The mainand is home to 20 of the world's 30 most polluted cities, according to a World Bank report. Health costs related to air pollution total US$68 billion a year, nearly 4 per cent of the country's economic output, the report said. Sheng Huaren, a senior Chinese parliamentary official, said last year that acid rain had contaminated a third of the country. It is said to destroy crops worith some US$4 billion every year.
"What we're facing in China is enormous economic growth, and ... China is paying a price for it," said Henk Bekedam, China's WHO office chief. "Their growth isn't sustainable from an environmental perspective. The good news is that they realise it. The bad news is they're dependent on coal as an energy source."
But the costs go far beyond China. The soot from power plants boosts global warming because coal emits almost twice as much carbon dioxide as natural gas. Researchers from Texas A&M University said research showed that air pollution from China and India had increased cloud cover and major Pacific Ocean storms by 20 per cent to 50 per cent over the past 20 years.
Mercury, a byproduct of coal mining dispersed via waterways, is another major concern. "It's a global problem and right now China is a source on the rise," said Harvard University professor of atmospheric chemistry and environmental engineering Daniel Jacob. "If we want to bring down mercury levels in fish, then we have to go after emissions in East Asia."
A fifth of the mercury in the Willamette River came from China and other foreign sources, said Bruce Hope of the Oregon Department of Environmental Quality. Pregnant or nursing women who eat the fish put their babies at risk of neurological damage.
China has closed some polluting factories and says it will retire 50 gigawatts of inefficient power plants, or 8 per cent of the power grid, by 2010, according to the Pew Centre on Global Climate Change. The government has also mandated that solar, wind, hydroelectric and other forms of renewable energy provide 10 per cent of the mainland's power by 2010, and ordered key industries to cut energy consumption by 20 per cent.
President Hu Jintao , in a speech to a key party congress last month, promised a cleanup. But the mainland has fallen short of its national targets for using energy more efficiently, and coal remains a major energy source.
"Everyone knows coal is dirty, but there is no way that China can get rid of coal," said Zhao Jianping of the World Bank. "It must rely on it for years to come, until humans can find a new magic solution."
Robert Schock, director of studies at the World Energy Council, said that coal, which is cheap and abundant, would remain a crucial source of energy for many years.

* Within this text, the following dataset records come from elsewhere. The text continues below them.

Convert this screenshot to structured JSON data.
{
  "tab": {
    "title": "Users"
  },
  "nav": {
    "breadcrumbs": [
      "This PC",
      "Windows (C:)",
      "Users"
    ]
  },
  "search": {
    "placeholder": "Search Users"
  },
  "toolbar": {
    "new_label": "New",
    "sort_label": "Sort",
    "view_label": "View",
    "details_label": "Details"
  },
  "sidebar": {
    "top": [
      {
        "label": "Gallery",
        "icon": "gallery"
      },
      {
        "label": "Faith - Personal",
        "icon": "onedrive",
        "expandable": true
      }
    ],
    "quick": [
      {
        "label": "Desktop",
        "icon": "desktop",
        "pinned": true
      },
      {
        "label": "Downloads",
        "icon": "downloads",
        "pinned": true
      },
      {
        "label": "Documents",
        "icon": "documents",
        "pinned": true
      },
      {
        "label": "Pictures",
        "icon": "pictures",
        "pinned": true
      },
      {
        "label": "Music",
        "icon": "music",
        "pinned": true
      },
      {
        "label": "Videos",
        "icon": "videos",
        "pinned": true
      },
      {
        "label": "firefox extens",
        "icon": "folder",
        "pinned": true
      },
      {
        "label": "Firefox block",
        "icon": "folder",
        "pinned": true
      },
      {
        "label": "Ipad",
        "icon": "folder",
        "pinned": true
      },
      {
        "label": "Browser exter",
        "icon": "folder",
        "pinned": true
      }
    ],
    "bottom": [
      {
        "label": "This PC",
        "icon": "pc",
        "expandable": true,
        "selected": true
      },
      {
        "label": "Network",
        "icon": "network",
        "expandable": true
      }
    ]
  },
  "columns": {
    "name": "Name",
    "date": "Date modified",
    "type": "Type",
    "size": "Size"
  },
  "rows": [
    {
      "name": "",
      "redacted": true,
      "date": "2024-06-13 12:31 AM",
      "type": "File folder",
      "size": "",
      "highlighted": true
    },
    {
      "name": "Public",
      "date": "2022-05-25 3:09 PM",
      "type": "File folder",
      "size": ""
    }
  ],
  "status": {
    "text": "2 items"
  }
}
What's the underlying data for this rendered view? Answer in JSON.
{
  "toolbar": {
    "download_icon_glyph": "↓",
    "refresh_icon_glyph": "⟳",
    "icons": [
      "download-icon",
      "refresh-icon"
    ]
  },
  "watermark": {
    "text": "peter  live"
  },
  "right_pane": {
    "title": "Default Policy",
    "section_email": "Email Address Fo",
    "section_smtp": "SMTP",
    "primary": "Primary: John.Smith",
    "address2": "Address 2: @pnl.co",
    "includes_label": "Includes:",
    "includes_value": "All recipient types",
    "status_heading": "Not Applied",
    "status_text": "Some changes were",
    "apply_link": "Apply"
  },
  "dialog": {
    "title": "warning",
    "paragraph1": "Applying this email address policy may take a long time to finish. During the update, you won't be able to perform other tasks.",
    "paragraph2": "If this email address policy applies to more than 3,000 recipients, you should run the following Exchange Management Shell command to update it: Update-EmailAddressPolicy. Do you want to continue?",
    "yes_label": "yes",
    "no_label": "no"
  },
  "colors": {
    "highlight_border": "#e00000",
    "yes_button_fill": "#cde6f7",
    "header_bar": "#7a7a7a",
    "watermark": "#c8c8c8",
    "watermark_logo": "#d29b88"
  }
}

In Shanxi, the authorities have pledged to close 900 coal mines and dozens of makeshift factories that process coal for the steel industry, according to Xinhua. The Asian Development Bank is providing more than US$200 million in loans to improve air quality in the province, through programmes to shift to cleaner-burning natural gas for household heating and a demonstration project to capture methane, a greenhouse gas released in coal mining.